JEI's Spin on the News

Banks Hike Mortgage Rates While Tokyo Holds Them Down

Friday, January 1, 1999

Bank of Tokyo-Mitsubishi, Dai-Ichi Kangyo Bank, Sumitomo Bank, Fuji Bank and Sanwa Bank followed the lead of Sakura Bank Tuesday by raising the rate of interest they charge on home loans by 0.75 to 0.8 percentage point. These top nationwide commercial banks now are asking potential home-buyers to pay 3.8 percent to 4.05 percent on 10-year notes, and other banks likely will follow suit. Some observers credit the rate boost in the midst of a recession to banks' efforts to generate greater profits in order to write off nonperforming loans, which are crippling their balance sheets.

Whether these rate hikes will last also is being debated. The Japanese government recently has taken several steps to make it easier for people to buy homes, such as ordering the Housing Loan Corp. to extend repayment by up to 10 years and to waive interest for up to three years. Revitalizing the depressed real estate market is a priority since it could help banks with bad loans collateralized by property. Boosting home sales also will help the economy in general since new home owners often need new furniture, appliances and other items.
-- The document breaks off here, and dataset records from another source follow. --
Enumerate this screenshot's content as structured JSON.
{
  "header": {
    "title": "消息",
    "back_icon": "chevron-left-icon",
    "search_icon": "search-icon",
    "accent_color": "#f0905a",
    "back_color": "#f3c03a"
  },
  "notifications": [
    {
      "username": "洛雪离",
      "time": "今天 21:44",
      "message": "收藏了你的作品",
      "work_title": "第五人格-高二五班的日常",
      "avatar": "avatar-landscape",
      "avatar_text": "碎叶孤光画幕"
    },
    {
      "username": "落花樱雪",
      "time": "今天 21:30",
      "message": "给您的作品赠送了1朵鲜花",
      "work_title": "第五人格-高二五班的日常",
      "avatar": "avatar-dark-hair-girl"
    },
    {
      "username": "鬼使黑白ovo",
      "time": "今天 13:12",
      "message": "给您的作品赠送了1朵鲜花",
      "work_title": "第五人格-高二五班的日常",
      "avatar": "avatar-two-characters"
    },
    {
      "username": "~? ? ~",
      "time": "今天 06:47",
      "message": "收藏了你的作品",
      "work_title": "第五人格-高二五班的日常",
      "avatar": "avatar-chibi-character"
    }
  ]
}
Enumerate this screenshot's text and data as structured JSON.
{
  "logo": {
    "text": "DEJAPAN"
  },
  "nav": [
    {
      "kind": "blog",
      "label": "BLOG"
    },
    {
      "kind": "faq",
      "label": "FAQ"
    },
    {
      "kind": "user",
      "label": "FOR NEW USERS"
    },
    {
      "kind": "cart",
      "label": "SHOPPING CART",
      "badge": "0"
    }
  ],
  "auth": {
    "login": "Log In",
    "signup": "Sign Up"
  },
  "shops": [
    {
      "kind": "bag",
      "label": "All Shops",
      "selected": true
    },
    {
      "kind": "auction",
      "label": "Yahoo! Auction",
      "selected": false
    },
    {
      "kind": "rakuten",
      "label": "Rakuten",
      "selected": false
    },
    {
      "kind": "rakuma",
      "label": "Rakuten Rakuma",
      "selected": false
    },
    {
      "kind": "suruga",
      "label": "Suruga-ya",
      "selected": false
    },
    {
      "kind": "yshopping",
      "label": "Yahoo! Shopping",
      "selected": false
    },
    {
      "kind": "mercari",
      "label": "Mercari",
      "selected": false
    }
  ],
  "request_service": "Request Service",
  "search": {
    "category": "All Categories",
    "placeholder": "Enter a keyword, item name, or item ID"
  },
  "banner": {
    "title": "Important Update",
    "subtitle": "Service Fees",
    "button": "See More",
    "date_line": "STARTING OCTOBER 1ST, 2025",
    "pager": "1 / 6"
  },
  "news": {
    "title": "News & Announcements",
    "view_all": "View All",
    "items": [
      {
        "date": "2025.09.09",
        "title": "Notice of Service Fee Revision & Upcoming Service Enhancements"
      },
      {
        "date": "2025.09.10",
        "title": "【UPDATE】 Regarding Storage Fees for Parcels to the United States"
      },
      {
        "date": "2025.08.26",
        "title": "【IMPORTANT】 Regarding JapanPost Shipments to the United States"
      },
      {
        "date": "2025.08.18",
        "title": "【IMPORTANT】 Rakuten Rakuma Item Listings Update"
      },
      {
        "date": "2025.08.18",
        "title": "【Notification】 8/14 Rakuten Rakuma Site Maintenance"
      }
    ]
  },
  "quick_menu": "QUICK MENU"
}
But the moves by private banks to raise their home loan rates is troubling, since it could dampen home-buying sentiment at a time when consumer spending is fragile at best. Government officials also worry that private lenders will toughen their loan terms in other ways in order to wring greater profits from home buyers.

More grim still, the increase in private mortgage rates may signal greater concern about the direction of interest rates in general. Tokyo has announced it will nearly double new issues of bonds in the coming fiscal year. Combined with a warning by the government Trust Fund Bureau that it would limit its purchases of government bonds in FY 1999, the surge in new issues has raised concerns that Tokyo will have to pay much higher interest to sell them. The mortgage rate hike may thus presage higher rates in general, something that neither Tokyo nor consumers may welcome.

"JEI's Spin on the News" are the opinions of one of more members of JEI's staff and do not necessarily represent the views of the organization.